CSA & lutte contre les fausses informations : quel bilan ?

dans Michel Larive, Nos parlementaires

Commission des affaires culturelles – Interpellation de Roch-Olivier Maistre, président du CSA (Conseil Supérieur de l’Audiovisuel).

 » A l’automne dernier, le Parlement a voté deux propositions de lois visant à lutter contre les fausses informations.

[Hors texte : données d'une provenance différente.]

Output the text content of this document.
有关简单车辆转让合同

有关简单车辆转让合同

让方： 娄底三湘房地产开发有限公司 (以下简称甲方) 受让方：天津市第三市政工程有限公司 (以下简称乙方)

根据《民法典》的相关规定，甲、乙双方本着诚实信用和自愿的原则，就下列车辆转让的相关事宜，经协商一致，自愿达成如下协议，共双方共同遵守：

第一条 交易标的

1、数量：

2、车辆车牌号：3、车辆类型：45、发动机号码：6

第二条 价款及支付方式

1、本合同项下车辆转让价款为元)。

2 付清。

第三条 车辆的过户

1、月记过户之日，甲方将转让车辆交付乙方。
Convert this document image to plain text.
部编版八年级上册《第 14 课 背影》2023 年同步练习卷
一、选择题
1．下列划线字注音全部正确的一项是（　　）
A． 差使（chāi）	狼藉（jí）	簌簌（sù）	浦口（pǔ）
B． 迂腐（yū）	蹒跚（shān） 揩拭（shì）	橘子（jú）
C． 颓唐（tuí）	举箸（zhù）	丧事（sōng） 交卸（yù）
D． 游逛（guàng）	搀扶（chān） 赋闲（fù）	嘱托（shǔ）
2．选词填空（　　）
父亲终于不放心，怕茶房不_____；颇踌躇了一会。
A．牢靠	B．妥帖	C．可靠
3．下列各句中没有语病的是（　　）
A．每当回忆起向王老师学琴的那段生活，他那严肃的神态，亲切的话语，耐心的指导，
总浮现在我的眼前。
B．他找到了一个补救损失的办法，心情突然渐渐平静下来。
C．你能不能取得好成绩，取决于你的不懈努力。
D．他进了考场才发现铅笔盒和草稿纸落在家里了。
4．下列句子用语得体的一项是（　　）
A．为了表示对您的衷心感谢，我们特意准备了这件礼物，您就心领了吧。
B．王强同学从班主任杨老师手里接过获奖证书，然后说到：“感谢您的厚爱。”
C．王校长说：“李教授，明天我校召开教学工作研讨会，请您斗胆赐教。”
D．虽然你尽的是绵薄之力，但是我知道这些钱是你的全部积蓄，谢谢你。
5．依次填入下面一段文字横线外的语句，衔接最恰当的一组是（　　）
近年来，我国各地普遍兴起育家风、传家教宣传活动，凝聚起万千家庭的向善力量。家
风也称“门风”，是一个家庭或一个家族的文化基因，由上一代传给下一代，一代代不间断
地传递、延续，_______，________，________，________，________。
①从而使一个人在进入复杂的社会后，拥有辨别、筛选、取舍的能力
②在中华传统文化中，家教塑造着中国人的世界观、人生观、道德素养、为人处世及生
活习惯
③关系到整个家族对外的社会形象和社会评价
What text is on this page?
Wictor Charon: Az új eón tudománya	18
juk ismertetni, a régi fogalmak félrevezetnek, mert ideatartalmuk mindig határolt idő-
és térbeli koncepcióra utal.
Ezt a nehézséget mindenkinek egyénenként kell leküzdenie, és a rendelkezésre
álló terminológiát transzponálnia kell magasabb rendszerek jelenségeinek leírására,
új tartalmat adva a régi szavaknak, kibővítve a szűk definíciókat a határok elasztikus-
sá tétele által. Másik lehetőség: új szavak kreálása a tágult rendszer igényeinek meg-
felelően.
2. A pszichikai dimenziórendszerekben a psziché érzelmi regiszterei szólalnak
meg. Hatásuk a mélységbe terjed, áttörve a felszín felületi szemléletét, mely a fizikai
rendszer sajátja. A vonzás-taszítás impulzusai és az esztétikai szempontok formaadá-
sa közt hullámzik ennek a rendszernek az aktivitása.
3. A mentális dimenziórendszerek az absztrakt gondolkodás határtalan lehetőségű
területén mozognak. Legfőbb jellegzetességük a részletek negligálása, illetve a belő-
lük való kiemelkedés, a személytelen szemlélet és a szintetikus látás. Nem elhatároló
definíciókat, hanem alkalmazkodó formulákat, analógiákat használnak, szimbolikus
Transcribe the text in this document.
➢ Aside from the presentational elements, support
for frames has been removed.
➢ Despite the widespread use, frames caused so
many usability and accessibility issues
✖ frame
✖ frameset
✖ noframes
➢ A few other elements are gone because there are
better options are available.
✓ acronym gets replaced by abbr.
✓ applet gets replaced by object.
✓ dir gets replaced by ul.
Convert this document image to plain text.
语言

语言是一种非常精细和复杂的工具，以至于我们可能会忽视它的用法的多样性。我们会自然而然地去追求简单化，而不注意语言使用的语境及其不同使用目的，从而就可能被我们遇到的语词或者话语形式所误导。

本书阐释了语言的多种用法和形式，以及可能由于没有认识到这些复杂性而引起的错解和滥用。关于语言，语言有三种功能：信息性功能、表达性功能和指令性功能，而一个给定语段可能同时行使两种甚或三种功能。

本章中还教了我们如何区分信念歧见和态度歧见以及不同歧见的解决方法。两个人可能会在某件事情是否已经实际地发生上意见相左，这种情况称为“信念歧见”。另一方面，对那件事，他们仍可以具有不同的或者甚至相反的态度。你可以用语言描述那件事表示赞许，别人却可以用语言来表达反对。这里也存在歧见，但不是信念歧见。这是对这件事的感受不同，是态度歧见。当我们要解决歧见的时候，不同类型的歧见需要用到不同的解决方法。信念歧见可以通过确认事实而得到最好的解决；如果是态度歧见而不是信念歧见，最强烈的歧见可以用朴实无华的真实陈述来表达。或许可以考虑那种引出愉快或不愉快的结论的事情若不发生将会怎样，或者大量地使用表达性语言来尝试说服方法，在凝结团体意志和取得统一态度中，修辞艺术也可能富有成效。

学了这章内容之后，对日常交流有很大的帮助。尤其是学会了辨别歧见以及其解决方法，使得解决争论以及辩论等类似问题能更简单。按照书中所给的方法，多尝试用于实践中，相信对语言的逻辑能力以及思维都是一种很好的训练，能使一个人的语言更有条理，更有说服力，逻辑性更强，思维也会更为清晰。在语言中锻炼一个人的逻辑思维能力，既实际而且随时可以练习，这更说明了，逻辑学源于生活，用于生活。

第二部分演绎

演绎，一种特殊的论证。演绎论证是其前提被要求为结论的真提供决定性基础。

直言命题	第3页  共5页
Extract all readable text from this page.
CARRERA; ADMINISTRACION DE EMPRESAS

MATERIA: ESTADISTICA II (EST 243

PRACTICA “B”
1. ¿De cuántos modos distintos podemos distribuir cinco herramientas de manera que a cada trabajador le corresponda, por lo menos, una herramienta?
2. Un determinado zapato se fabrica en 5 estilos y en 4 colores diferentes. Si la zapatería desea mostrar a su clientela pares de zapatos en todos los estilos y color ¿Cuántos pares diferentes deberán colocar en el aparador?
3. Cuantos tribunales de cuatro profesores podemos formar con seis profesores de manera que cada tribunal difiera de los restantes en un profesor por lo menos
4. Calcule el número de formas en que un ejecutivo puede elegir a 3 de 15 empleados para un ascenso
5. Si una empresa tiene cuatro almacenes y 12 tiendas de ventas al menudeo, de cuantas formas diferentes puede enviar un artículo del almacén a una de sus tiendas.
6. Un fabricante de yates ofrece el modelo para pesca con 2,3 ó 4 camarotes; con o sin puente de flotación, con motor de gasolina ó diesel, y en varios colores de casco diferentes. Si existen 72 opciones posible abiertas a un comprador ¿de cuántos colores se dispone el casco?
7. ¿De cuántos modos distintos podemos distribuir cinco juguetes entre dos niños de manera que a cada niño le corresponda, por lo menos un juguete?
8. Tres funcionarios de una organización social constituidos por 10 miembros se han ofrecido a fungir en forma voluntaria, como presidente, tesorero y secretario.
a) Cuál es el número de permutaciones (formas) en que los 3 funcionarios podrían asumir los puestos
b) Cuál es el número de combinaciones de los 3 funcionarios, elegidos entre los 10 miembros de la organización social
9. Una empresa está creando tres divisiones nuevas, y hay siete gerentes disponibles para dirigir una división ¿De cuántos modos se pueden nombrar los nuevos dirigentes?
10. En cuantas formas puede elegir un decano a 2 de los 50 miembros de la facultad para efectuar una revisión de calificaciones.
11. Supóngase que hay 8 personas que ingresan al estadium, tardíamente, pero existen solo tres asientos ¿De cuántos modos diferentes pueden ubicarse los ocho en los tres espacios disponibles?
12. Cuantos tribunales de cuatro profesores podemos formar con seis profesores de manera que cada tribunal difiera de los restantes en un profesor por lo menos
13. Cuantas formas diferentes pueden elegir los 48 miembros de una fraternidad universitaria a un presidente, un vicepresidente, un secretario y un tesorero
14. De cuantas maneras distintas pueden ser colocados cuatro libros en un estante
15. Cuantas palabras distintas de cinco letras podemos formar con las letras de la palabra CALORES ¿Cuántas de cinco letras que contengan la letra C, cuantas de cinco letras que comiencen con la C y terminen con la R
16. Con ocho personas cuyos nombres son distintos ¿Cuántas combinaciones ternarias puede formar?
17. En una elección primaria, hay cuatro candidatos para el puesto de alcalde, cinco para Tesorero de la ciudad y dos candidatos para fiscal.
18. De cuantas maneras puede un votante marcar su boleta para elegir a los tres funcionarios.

Ces textes ont considérablement renforcé les pouvoirs du Conseil Supérieur de l’Audiovisuel.

Désormais, vous pouvez suspendre ou mettre fin à une diffusion de services de télévision contrôlés par un État étranger, en période électorale, ou de tout temps, si cette interdiction répond à une nécessité d’ordre public. 
Vous avez le pouvoir de refuser un conventionnement à une chaîne, quand la diffusion du service de radio ou de télévision comporte un risque grave d’atteinte à la dignité́ de la personne humaine, à la liberté́ et à la propriété́ d’autrui, au caractère pluraliste de l’expression des courants de pensée et d’opinion, à la protection de l’enfance et de l’adolescence, à la sauvegarde de l’ordre public ou aux besoins de la défense nationale et aux intérêts fondamentaux de la Nation.
Ces textes vous attribuent également une nouvelle prérogative de suspension d’un média qui porte atteinte aux intérêts fondamentaux de la Nation, ou participe à une entreprise de déstabilisation, en période électorale – 3 mois avant le scrutin – et pré-électorale. 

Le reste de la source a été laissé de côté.